Fioretta tertegun dan semua kata-kata dalam kepalanya seketika hilang. Namun, pandangan Fioretta yang sejak tadi menembus sepasang netra Caesarion mampu melihat sesuatu yang ingin Caesarion sembunyikan. "Kau ingin mendengar penilaianku soal dirimu?" Pengalihan topik itu membuat Caesarion kebingungan. Meski demikian, ia tampak bersemangat menyambut kejujuran sudut pandang Fioretta tentangnya.
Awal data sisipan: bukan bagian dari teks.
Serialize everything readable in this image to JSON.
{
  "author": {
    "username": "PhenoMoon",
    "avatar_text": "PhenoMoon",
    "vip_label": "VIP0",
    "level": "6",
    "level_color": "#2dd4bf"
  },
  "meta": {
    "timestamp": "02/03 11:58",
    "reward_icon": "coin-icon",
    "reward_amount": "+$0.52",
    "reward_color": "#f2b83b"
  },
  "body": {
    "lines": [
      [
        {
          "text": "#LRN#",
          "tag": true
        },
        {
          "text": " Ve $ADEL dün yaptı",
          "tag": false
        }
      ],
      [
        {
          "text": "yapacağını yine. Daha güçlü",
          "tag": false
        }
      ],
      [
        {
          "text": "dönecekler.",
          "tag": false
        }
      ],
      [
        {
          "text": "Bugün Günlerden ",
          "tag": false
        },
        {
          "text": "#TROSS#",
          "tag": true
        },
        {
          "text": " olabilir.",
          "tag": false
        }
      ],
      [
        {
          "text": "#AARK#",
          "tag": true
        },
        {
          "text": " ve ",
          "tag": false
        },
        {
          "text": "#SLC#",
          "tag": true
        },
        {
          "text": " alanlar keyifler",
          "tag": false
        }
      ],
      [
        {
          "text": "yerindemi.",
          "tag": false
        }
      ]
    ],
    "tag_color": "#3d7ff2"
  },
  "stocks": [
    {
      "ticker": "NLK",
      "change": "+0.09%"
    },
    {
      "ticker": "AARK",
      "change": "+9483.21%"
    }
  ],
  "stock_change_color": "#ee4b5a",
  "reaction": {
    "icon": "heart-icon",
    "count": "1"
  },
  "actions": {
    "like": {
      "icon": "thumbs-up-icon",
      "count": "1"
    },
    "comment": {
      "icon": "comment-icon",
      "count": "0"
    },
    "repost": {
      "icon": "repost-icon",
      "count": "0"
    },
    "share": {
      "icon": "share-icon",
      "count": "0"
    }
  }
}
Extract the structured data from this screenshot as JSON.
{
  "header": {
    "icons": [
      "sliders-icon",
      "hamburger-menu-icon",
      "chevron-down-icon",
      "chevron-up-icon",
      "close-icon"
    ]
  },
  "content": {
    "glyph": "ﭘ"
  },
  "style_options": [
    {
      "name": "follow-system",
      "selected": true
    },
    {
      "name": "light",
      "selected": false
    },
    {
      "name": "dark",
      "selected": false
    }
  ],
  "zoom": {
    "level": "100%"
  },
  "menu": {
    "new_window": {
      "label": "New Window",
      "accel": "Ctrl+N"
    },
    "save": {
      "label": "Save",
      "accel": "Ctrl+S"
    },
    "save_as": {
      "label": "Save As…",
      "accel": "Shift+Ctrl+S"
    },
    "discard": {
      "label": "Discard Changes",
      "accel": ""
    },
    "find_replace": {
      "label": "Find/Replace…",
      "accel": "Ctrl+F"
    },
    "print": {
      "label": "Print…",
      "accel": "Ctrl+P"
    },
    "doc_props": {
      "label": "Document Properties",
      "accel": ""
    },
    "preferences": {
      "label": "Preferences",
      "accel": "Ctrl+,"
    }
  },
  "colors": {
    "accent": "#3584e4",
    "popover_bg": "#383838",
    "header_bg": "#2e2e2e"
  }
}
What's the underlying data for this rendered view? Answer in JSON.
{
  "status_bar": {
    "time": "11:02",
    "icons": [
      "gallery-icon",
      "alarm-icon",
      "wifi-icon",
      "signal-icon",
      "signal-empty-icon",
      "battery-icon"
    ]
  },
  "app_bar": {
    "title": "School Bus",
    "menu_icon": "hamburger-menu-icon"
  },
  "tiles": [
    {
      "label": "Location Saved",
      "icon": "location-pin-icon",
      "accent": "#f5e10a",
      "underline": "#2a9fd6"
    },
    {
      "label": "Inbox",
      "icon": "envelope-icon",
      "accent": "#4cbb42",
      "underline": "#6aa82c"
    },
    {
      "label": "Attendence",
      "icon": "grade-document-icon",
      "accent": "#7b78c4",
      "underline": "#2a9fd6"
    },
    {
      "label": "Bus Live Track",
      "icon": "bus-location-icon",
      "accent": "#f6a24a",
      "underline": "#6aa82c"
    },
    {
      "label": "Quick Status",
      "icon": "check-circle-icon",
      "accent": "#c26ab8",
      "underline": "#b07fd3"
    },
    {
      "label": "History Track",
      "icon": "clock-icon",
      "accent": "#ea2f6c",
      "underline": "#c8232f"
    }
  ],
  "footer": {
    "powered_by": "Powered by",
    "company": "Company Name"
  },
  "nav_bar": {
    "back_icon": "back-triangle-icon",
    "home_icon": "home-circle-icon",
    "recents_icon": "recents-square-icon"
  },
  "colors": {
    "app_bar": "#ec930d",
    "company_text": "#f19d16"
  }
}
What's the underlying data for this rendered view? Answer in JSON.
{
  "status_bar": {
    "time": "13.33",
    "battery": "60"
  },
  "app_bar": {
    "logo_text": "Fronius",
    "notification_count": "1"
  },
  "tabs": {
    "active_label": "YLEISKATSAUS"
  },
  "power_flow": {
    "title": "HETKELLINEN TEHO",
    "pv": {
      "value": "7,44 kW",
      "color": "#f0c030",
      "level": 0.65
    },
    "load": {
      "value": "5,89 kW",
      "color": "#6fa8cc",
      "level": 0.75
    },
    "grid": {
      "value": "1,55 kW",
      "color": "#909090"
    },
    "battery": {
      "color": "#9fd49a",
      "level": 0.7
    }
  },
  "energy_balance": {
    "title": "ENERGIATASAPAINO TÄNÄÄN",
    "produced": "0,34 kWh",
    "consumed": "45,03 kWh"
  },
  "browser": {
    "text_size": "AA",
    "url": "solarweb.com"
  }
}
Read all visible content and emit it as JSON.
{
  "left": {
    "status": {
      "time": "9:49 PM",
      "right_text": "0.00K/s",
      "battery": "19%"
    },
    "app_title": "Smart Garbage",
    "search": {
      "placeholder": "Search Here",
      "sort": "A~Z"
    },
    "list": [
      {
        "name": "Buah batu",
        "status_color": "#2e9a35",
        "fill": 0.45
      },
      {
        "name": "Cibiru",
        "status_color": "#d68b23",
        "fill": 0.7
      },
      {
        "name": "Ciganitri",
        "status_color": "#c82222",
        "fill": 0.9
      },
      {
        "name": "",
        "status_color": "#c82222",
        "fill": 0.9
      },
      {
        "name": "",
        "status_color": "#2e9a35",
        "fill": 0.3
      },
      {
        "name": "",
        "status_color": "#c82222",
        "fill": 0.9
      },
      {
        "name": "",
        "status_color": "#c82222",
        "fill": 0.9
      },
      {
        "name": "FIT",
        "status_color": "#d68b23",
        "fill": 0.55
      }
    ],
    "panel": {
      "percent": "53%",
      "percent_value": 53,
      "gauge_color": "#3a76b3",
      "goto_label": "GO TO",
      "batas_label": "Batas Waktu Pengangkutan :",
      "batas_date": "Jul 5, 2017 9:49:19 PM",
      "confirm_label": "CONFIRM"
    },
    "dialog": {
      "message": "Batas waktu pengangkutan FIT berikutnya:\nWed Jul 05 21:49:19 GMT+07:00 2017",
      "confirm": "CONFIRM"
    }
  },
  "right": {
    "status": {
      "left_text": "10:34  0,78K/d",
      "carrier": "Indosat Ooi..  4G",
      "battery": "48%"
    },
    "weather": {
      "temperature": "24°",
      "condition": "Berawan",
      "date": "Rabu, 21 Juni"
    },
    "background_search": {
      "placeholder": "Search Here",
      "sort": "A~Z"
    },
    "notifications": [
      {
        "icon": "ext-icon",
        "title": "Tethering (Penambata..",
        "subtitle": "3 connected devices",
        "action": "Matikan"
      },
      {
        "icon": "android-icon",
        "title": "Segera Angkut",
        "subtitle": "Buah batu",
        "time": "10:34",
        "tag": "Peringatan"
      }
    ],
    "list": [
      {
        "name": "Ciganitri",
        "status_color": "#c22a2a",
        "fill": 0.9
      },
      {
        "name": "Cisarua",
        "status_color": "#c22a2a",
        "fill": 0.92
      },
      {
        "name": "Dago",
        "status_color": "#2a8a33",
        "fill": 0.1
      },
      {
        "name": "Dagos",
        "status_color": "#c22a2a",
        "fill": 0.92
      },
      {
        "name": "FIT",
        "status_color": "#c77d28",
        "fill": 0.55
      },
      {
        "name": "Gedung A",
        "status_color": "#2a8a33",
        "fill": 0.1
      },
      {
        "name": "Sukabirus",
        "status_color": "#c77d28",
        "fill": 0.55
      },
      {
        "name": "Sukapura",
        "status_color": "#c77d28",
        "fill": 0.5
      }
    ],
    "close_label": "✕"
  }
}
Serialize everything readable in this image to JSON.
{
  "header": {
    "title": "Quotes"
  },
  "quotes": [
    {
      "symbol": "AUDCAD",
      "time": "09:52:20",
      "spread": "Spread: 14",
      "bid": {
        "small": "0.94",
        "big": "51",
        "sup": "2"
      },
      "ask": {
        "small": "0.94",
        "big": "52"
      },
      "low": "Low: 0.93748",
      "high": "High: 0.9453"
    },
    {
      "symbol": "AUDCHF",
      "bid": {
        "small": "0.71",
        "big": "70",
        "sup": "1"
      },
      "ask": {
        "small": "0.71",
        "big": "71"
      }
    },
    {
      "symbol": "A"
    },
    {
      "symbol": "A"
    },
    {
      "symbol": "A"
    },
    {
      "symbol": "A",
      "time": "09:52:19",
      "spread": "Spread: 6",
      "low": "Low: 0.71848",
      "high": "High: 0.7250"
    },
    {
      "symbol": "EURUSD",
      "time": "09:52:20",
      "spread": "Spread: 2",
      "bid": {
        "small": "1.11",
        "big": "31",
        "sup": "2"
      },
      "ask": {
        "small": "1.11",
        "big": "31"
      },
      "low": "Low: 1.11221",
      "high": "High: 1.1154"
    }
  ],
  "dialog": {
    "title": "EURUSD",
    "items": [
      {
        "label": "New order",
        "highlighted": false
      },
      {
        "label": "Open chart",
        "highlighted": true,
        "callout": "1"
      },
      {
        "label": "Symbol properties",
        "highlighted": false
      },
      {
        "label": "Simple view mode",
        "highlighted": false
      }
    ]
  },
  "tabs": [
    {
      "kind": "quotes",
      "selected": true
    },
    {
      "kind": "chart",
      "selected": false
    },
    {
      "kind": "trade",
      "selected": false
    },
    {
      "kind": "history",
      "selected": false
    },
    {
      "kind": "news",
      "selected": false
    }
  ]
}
Kepala gadis itu tertunduk sekilas sebelum tarikan sudut bibir dicerminkan bola mata Caesarion. "Menurutku, kau bukanlah pria yang jahat. Hanya saja, obsesimu, Caesarion. Itu bisa mengubahmu menjadi seseorang yang sungguh berbeda dengan malam ini. Jika suatu hari nanti kau sungguh kehilangan dirimu, ingatlah aku mengatakan terima kasih malam ini atas nasihatmu. Kuharap itu akan mengingatkanmu pada pertemuan kita di bawah hukum Romawi."

Tarikan sudut bibir yang sama Caesarion tunjukkan kepada gadis itu. Hingga ia secara mengejutkan bangkit dari duduknya, ia berkata, "Mari bengkokkan hukum Romawi, Fioretta. Aku tahu kau tak ingin dipermalukan hukuman hanya karena kesalahpahaman antara dirimu dan pemuda tadi. Dan obsesi, ini bukan obsesi melainkan pembebasan diri. Untuk ibuku dan rakyatku."

Saat itu, sepasang alis Fioretta mengerutkan tanda tanya hingga tangan kanan Caesarion yang tersembunyi di balik punggunggnya menampakkan sebuah botol kecil seukuran botol penawar yang telah Caesarion habiskan. Bibir gadis itu melebar manakala sang Firaun mendorong diri mendekat dan menarik lengan Fioretta untuk meletakkan botol itu di telapaknya.

Ia pun seketika mengedipkan kelopak guna mengembalikan kesadarannya. "Bagaimana bisa kau masih memilikinya?!"

Begitu Caesarion kembali menegakkan kakinya sehingga kepala harus ditundukkan untuk menatap wajah Fioretta yang menengadah mempertanyakan kebenaran. "Kau berkata aku menggertak Octavianus melalui racunku. Kau pikir, aku tak menduga pria itu akan menjadikanku interniran kemudian mendapatkan penawar secara cuma-cuma? Memang dia akan segera mendapatkan penawar itu dariku, tapi dia akan membayarnya dengan sesuatu yang setara nyawa."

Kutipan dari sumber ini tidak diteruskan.